Jean Petaux : Incontestablement les événements survenus depuis le début de l’année 2015 ont amené une remontée sensible de la popularité de François Hollande au sein de son électorat traditionnel. D’une certaine façon une partie de celles et ceux qui ont voté pour lui en 2012 ont sans doute eu le sentiment, à partir de janvier 2015 d’être quelque peu réhabilités dans leur choix. L’adhésion politique procède de nombreux critères complexes, parfois même contradictoires entre eux. Mais il en est un  qui constitue presque un invariant : l’estime portée à telle ou telle personnalité politique ne doit pas être contradictoire avec l’estime de soi. En d’autres termes il est pratiquement impossible de soutenir un acteur politique très majoritairement considéré comme inestimable dans l’opinion publique. Persister à apprécier positivement un leader politique minoritairement apprécié revient à ne pas s’aimer soi-même. C’est ce processus qui explique sans doute la désaffection profonde et massive qui peut frapper une femme ou un homme public. Cela porte un nom : la honte. C’est ainsi que les soutiens très nombreux de Dominique Strauss-Kahn jusqu’à un certain matin new-yorkais, le 14 mai 2011 ont eu absolument honte d’avoir pu faire confiance à un tel personnage. La question ne se pose plus aujourd’hui mais on imagine ce qu’ont pu rappeler là encore, comme souvenir honteux d’avoir apprécié DSK, les trois jours d’audition de ce dernier au tribunal correctionnel de Lille, jusqu’à hier.

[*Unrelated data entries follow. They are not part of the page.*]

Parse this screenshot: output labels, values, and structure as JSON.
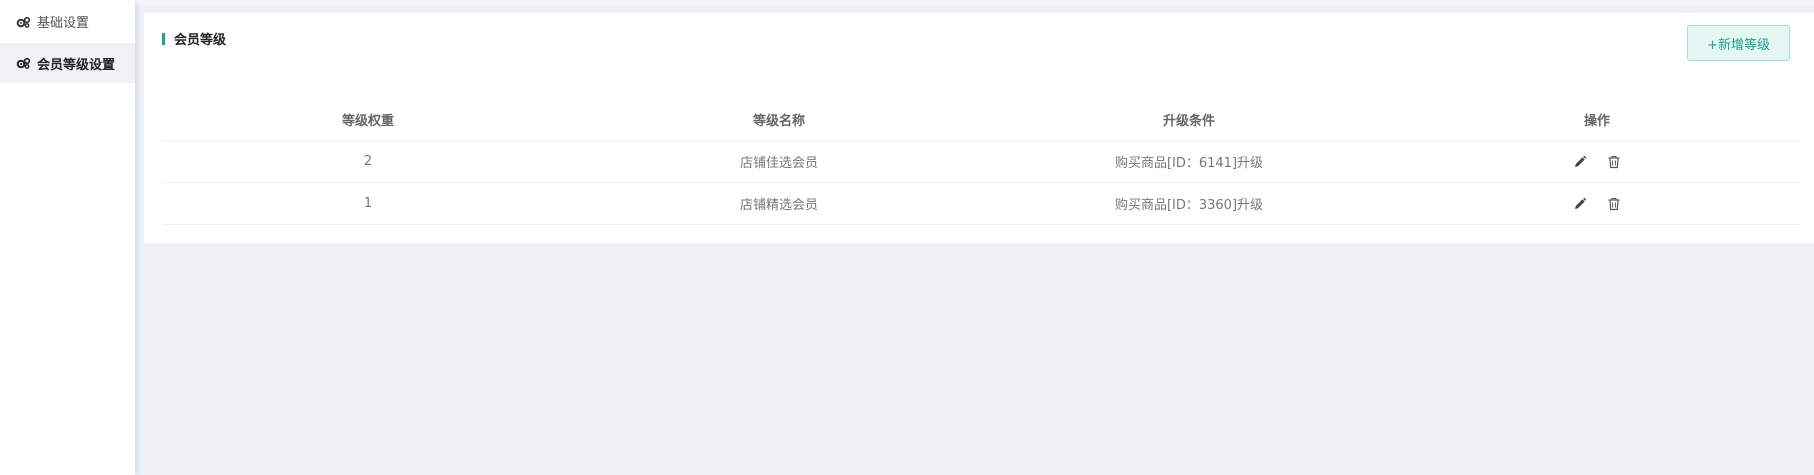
{
  "sidebar": {
    "items": [
      {
        "label": "基础设置",
        "icon": "gears-icon",
        "active": false
      },
      {
        "label": "会员等级设置",
        "icon": "gears-icon",
        "active": true
      }
    ]
  },
  "card": {
    "title": "会员等级",
    "add_button_label": "+新增等级"
  },
  "table": {
    "headers": [
      "等级权重",
      "等级名称",
      "升级条件",
      "操作"
    ],
    "rows": [
      {
        "weight": "2",
        "name": "店铺佳选会员",
        "condition": "购买商品[ID：6141]升级"
      },
      {
        "weight": "1",
        "name": "店铺精选会员",
        "condition": "购买商品[ID：3360]升级"
      }
    ]
  },
  "colors": {
    "accent": "#1aa58f",
    "background": "#eef2f5"
  }
}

Toute chose égale par ailleurs, une partie majoritaire des électeurs de François Hollande qui l’ont choisi en mai 2012, ont sans doute ressenti une forme de honte à le soutenir en 2013 ou 2014. Le comportement du président de la République depuis le 7 janvier 2015, le soutien massif qu’il a soudainement suscité dans les circonstances tragiques vécues par le pays… tous ces éléments ont permis à nombre d’électeurs "hollandistes" de renouer avec une certaine fierté de l’avoir choisi en 2012. Ils ont retrouvé leur propre estime en lui apportant, eux électeurs de gauche, leur propre soutien.

Dire, pour autant, que le phénomène est durable et qu’il va sédimenter un attachement indéfectible serait non seulement audacieux mais bien plus sûrement stupide. De nos jours, dans une société très majoritairement compassionnelle ou ce qui domine est la "liquidité" (pour reprendre une terminologie chère à Zigmunt Bauman) rien n’est figé et durable. Autrement dit ce qui peut passer aujourd’hui pour un retour en grâce de François Hollande dans l’opinion de gauche peut très bien, et à nouveau, fondre comme neige au soleil demain.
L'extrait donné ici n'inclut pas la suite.